Au bout de quelques minutes, l’émotion de Nicklausse étant un peu calmée, il poursuivit :

« Vous pensez bien, Monsieur Furbach, que pendant cet hiver de 1828, qui fut très-long et très-rude, mon idée fixe ne me quitta jamais. Représentez-vous un pauvre diable, la bretelle au cou, traînant sa charrette, matin et soir, dans cette immense coquille qui semble n’en plus finir des bords du Rhin à la terrasse. Vous la connaissez, cette rampe, où s’engouffrent tous les vents de l’Alsace et de la Suisse ; — que de fois, à mi-côte, je me suis arrêté regardant les vastes décombres, les noires cahutes au-dessous, et me disant : « Le trésor est au milieu de cela… quelque part… je ne sais où… mais il y est ! Si je le découvrais, au lieu d’avoir la figure sanglée par la pluie, les pieds dans la boue et la corde aux reins, j’aurais chaud, je serais assis devant une bonne table, je boirais de bon vin, et j’écouterais le vent, la pluie, la grêle se déchaîner au dehors, en remerciant Dieu de ses bontés.
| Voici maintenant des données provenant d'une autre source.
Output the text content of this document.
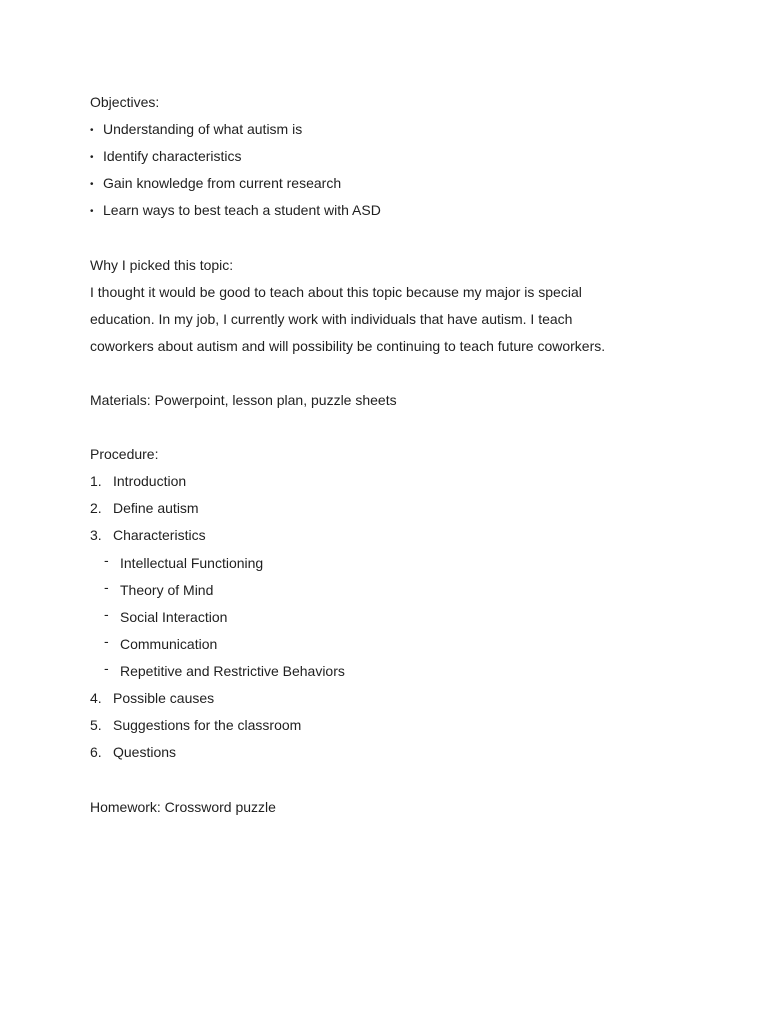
Objectives:
• Understanding of what autism is
• Identify characteristics
• Gain knowledge from current research
• Learn ways to best teach a student with ASD
Why I picked this topic:
I thought it would be good to teach about this topic because my major is special
education. In my job, I currently work with individuals that have autism. I teach
coworkers about autism and will possibility be continuing to teach future coworkers.
Materials: Powerpoint, lesson plan, puzzle sheets
Procedure:
1. Introduction
2. Define autism
3. Characteristics
- Intellectual Functioning
- Theory of Mind
- Social Interaction
- Communication
- Repetitive and Restrictive Behaviors
4. Possible causes
5. Suggestions for the classroom
6. Questions
Homework: Crossword puzzle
Et puis… et puis… je verrais une douce figure me sourire ! »

« Ces pensées me donnaient la fièvre ; mes yeux perçaient les murs, je sondais du regard toutes les profondeurs de l’abîme, je sapais le pied de chaque tour, j’en calculais l’épaisseur par le couronnement.

« — Ah ! m’écriais-je, je trouverai… je trouverai… il faut que je trouve ! »

« Une sorte d’attrait bizarre ramenait toujours ma vue au donjon de Gontran l’Avare, qui fait face à la montée. C’est une haute maçonnerie couronnée de lourds créneaux, qui saillent en relief du côté de Hunevir. Le donjon de Rodolphe s’élève tout auprès. Entre les deux s’abaissait le pont-levis de la place : ces deux tours formaient en quelque sorte les jambages de la porte colossale.

« Une circonstance surtout m’attachait à la tour de Gontran ; c’est qu’à moitié de sa hauteur, sur une large pierre dégrossie, est sculptée une croix surmontée d’un casque, et les deux gantelets cloués à la place des mains du Christ.

« Vous n’avez pas oublié, Monsieur Furbach, la petite croix que je portais toujours sur moi, et que je vous fis voir le jour de mon départ ; cette croix me paraissait semblable à celle de la tour de Gontran : c’étaient le même casque, les mêmes gantelets, — et puis en passant près de la tour, chose inconcevable, il m’arrivait chaque fois de frémir des pieds à la tête : je me sentais envahi par une force étrange ; la peur me saisissait, et, malgré mon désir de pénétrer ce mystère, l’effroi de la mort me faisait fuir.

« Une fois rentré dans ma chambre, le soir, je me traitais de lâche, je me promettais d’avoir plus de courage le lendemain ; mais l’idée de me trouver face à face avec des êtres d’un monde inconnu renversait toujours mes fortes résolutions.

« En outre, au pied de cette fameuse tour, dans l’ancienne cave de la salle d’armes, habitait le vieux cordier Zulpick, qui, depuis mon arrivée à Brisach, épiait mes moindres démarches. Que me voulait cet homme ? Soupçonnait-il mes projets ? Lui-même était-il possédé des mêmes instincts ? Avait-il des indices ? Je ne pouvais me défendre d’une vague appréhension en le voyant : évidemment entre Zulpick et moi existait un intérêt quelconque… De quelle nature était cet intérêt ? Je l’ignorais et restais sur mes gardes.

« Or, depuis trois mois, je traînais ma charrette sans oser prendre une résolution solide ; le découragement venait, il me semblait parfois que l’esprit des ténèbres avait voulu se rire de ma crédulité ; chaque nuit je rentrais au Schlossgarten dans une tristesse inexprimable. Katel et Fridoline avaient beau me demander la cause de mon chagrin et me promettre un meilleur sort, je maigrissais à vue d’œil.

« L’hiver était venu, le froid était excessif, surtout dans les nuits claires où les étoiles fourmillent au ciel, où la lune brillante dessine sur la neige les ombres des grands arbres, avec leurs mille rameaux entrelacés.

« Dans ce temps-là, les bateaux à vapeur n’existaient pas encore ; de gros bateaux à voile faisaient le service ; ils arrivaient à huit, neuf, dix, onze heures, souvent à minuit, selon que le vent était plus ou moins favorable. Il fallait les attendre sur la jetée, au milieu des ballots, la neige tombait lentement et me couvrait comme un bloc de pierre. Et puis, quand le bateau avait passé, je rentrais souvent sans bagages, car en hiver les voyageurs sont rares.